The findings above can lead to wrong conclusions if one is not careful. For example, a conclusion can be made that the invite hour with a correlation of 0.25 has the highest influence on the completion_rate of a survey. As a result, you might start trying to find the right time to send out surveys with the hope of getting more of them completed. With this mentality, it might be concluded that some invite hour is the optimum time to send out a survey. But that would be to hold to the (incorrect) idea that correlation implies causation. The high correlation may mean that either one factor causes the other, the factors jointly cause each other, the factors are caused by a separate third factor or even that the correlation is as a result of coincidence. This can be simply be observed in the figure below
We can therefore see that correlation does not always imply causation. With careful investigation however, it is possible to determine if a specific correlation really implies that one variable causes the other.
How can we verify correlation implies causation?
- Use statistically sound techniques to determine the relationship.
Ensure that you use statistically legitimate methods to find the correlation. These include:
- use of variables that correctly quantify the relationship
- make sure there are no outliers
- ensure the sample is an appropriate representation of the population
- use of an appropriate correlation coefficient based on the scales of the relationship metrics
2. Explain the relationships found
- exposure always precedes the outcome, if A is supposed to cause B, check that A always occurs before B
- check if the relationship ties in with other existing theories
- check if the proposed relationship is similar to other relationships in related fields.

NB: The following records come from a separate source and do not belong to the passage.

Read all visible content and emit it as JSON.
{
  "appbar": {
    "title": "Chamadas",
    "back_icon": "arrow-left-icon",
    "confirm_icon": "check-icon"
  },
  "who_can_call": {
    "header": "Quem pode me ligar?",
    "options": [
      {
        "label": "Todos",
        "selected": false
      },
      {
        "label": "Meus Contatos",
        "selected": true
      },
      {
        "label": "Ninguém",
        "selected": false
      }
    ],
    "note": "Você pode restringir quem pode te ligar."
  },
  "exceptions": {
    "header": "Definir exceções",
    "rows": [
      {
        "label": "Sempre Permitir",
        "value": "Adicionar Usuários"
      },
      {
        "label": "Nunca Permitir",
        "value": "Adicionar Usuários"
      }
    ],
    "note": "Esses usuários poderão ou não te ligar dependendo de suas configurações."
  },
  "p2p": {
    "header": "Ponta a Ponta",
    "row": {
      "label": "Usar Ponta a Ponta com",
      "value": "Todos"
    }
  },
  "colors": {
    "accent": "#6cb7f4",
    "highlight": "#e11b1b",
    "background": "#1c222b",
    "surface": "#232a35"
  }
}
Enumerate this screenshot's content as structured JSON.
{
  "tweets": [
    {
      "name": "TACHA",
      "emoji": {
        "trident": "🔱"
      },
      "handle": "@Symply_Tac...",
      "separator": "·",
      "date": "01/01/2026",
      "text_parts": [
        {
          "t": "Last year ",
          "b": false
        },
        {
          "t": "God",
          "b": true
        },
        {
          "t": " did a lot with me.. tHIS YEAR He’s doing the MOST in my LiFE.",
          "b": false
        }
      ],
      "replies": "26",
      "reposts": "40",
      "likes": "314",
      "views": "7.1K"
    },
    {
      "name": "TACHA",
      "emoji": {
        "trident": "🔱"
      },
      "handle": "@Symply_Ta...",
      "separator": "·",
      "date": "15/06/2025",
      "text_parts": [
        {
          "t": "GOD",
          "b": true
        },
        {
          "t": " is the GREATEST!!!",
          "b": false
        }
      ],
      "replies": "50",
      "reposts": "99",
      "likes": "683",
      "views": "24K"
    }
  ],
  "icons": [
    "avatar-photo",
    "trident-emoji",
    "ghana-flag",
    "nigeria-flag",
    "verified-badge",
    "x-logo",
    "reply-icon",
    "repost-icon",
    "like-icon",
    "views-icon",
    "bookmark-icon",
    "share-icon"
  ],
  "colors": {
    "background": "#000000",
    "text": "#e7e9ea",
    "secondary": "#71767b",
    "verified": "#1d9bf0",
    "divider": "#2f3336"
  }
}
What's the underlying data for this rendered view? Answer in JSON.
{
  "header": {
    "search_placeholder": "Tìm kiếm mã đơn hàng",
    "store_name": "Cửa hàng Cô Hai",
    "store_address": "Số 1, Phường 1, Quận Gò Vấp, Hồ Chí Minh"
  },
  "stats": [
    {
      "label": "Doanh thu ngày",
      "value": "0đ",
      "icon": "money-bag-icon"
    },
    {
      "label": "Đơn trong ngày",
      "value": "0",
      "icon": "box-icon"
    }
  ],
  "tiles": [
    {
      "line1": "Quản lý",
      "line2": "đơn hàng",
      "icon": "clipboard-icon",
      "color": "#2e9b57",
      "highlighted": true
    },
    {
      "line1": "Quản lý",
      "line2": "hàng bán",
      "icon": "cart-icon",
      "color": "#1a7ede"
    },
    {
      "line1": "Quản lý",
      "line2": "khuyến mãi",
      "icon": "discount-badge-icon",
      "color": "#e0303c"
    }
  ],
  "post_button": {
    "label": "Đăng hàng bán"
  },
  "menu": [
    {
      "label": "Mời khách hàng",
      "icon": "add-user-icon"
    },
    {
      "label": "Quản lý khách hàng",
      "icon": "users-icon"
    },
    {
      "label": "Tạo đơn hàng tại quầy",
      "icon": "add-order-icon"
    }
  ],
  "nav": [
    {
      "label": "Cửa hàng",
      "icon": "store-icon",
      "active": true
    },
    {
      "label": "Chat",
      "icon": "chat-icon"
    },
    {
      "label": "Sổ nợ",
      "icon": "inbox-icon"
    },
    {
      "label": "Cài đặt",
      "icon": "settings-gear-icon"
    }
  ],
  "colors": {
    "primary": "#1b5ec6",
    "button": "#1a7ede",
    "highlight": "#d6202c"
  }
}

- check if there is no any other relationship that can explain the relationship. In the case above, a proper explanation for the headaches could be drinking instead of sleeping with shoes
3. Validate the relationships
- The explanations found above should be tested to determine if they are true or false. The common methods of testing are experiments and checking for consistency of the relationship. An experiment usually requires a model of the relationship, a testable hypothesis based on the model, incorporation of variance control measures, collection of suitable metrics for the relationship, and an appropriate analysis. Experiments done several times should lead to consistent conclusions.
We have not yet carried out these tests on our response rate correlations. So we don’t yet know, for example, whether particular invite hours cause higher response rates.
We need to be careful before concluding that a particular relationship implies causation. It is generally better not to have a conclusion than to land on an incorrect one which might lead to wrong actions being taken!